Ya, I agree. ^^^^^ If you buy from a high quality grocer, like Publix or Whole Foods or a local high-end grocer, you not only are getting local products but someone reviewing for quality before sticking a price tag on it. I got mad at a Fresh Market (great store) produce guy once for constantly being out of cilantro and he said he'd been getting local delivery every day but the quality wasn't up to their standards so he was refusing to accept it. They were looking for an alternate supplier but they hadn't had time to get out to inspect the farms.
Just so. There are some things I leave to the professionals, who know certain subjects better than I will ever. So Publix is our “old reliable" here.
Still, I’m fond of childhood memories in northern New Jersey, of Sunday summer drives with my parents in the country. New Jersey is nicknamed “The Garden State” not because of flowers, but because of the time when it was covered with small garden farms.

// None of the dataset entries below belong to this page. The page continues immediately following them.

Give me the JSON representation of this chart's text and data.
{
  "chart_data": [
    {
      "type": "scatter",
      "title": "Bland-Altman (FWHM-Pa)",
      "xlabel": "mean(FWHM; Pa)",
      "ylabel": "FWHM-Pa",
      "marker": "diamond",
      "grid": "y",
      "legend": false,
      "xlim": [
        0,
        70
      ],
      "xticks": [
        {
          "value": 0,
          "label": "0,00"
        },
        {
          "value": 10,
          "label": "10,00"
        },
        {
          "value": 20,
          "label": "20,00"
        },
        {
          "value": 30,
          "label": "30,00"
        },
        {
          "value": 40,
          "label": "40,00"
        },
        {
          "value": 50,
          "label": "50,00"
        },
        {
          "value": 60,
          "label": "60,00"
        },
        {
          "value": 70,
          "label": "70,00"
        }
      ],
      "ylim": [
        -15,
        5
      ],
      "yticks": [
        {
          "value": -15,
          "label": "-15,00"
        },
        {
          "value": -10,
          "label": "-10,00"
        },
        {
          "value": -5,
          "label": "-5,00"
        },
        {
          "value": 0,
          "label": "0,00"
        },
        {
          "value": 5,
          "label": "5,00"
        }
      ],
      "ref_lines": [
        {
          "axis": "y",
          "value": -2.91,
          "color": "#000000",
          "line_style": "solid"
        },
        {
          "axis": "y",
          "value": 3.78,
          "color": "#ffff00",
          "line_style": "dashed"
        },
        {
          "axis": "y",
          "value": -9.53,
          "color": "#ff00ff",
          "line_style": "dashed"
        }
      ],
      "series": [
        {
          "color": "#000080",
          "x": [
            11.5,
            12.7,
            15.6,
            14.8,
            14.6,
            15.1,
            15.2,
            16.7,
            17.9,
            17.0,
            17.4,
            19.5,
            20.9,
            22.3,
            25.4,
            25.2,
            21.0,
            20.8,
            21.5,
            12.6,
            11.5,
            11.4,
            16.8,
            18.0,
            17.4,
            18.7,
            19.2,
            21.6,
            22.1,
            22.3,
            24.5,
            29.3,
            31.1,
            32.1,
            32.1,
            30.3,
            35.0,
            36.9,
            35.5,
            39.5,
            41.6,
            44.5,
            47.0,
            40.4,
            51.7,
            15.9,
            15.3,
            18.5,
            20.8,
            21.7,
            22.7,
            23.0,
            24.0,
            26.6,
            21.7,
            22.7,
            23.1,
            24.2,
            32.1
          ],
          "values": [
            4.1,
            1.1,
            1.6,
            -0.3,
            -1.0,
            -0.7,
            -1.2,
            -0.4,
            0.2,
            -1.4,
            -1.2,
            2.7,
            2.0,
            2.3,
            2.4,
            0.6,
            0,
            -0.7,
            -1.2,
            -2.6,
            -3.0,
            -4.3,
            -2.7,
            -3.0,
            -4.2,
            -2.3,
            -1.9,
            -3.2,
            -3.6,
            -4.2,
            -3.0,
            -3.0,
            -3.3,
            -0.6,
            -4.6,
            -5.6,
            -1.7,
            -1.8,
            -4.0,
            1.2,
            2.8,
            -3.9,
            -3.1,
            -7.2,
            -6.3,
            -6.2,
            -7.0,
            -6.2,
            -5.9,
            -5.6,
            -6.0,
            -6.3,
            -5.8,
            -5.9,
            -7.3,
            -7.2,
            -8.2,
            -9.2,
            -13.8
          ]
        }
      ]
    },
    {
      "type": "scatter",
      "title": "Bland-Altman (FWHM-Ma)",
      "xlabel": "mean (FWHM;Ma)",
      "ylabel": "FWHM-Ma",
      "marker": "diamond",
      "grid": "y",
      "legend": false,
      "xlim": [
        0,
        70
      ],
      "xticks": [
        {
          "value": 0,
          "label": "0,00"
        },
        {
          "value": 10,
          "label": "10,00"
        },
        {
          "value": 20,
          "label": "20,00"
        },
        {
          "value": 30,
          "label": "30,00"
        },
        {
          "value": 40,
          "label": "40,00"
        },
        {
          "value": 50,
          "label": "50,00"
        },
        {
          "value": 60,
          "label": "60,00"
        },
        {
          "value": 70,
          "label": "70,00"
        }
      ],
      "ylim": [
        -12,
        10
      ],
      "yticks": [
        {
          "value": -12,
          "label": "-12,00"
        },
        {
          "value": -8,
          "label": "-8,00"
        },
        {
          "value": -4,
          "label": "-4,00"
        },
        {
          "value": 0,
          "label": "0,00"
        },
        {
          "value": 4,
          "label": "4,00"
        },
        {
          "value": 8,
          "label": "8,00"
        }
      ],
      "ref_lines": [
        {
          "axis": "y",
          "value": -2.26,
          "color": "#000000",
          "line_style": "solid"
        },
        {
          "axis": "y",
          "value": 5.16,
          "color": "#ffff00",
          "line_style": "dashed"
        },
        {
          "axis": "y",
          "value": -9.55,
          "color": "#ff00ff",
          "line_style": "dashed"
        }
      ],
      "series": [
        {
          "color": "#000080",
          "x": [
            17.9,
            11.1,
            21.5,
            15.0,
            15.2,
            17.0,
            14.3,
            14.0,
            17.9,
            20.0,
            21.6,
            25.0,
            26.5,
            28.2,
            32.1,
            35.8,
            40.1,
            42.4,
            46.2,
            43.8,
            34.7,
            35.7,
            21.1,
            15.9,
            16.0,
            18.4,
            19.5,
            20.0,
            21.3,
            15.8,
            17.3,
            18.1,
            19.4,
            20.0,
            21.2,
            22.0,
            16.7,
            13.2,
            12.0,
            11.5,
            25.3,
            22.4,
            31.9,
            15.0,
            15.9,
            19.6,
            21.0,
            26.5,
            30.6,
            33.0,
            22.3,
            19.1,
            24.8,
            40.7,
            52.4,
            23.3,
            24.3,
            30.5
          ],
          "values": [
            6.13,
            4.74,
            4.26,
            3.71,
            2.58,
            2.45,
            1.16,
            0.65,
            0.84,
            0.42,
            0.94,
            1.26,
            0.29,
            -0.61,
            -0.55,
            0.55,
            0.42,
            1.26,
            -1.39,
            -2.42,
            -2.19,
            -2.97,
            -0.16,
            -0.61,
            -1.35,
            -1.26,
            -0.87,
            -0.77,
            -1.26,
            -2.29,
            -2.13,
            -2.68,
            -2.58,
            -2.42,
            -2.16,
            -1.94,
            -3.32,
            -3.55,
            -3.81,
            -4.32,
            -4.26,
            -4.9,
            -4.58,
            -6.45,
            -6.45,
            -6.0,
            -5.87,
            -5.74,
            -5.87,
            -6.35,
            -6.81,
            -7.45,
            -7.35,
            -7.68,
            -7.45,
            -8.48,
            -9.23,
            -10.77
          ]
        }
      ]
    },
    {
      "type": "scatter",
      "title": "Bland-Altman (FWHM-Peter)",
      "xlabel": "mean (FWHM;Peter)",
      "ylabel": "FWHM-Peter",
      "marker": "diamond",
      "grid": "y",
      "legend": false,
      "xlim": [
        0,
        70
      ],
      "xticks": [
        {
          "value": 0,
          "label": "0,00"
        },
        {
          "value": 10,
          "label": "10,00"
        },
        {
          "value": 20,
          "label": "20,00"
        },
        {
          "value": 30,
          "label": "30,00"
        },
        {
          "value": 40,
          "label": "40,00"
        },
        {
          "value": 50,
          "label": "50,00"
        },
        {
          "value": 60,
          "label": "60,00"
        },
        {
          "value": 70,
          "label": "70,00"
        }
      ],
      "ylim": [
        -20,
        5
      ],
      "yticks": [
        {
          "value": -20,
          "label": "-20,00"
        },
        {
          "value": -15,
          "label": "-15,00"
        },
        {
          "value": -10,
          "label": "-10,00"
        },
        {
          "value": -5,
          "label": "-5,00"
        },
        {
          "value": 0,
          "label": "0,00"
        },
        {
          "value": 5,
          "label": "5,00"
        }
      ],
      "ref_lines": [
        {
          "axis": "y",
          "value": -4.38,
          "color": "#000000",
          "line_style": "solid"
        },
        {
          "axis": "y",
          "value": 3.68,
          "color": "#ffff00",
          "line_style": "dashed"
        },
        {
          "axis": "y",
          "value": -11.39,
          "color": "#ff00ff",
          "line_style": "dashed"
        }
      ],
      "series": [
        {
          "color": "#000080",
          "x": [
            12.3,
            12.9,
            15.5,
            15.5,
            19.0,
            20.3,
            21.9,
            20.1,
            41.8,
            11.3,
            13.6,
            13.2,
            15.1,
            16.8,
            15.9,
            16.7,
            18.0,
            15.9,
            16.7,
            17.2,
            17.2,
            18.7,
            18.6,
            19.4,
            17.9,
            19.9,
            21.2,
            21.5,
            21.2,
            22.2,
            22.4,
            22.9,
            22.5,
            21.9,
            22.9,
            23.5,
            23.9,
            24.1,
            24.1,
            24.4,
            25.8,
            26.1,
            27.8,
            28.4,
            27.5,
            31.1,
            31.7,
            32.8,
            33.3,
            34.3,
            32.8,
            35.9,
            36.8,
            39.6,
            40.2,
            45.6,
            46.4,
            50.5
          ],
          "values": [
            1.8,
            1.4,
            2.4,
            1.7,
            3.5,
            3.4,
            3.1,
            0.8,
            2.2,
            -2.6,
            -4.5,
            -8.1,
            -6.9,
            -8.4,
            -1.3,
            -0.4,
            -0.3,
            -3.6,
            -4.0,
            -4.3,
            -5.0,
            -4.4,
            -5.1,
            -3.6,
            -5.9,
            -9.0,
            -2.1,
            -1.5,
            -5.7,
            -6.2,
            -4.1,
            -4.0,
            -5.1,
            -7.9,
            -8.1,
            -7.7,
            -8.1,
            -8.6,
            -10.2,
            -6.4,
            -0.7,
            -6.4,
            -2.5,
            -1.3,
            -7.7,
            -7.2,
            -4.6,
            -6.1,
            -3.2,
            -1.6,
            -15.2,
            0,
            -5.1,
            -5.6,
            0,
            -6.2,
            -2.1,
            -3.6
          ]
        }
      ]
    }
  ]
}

And there would be roadstands all along the way we drove, selling corn, tomatoes, all kinds of veggies as they were harvested. My parents would get brown paper bags full, filling up the trunk. Plus my father would grow his own in our back yard garden. Jersey tomatoes are what made Campbell's soup famous.
And in the Fall you went for pumpkins. You never bought a pumpkin in a store. Another thing was all the Jersey dairies, common throughout New England, that had their own roadside stands, selling their dairy products. Some had indoor ice cream stands.
I remember one that had a glass-windowed inside wall, where you could watch the ice cream being made on the other side. Using fresh milk brought in from the milking barn. And cheap prices! You couldn’t eat what 20 cents bought you in a big bowl.
Of course all that’s gone now. The land sold for housing and industrial purposes, the land crisscrossed with big highways. But I still have fond memories of buying right from the farm, or even things from my grandmother’s farm. But I never learned my parents’ skill for selection, so I mostly leave it to the pros. Knowing in many cases it still supports our local growers.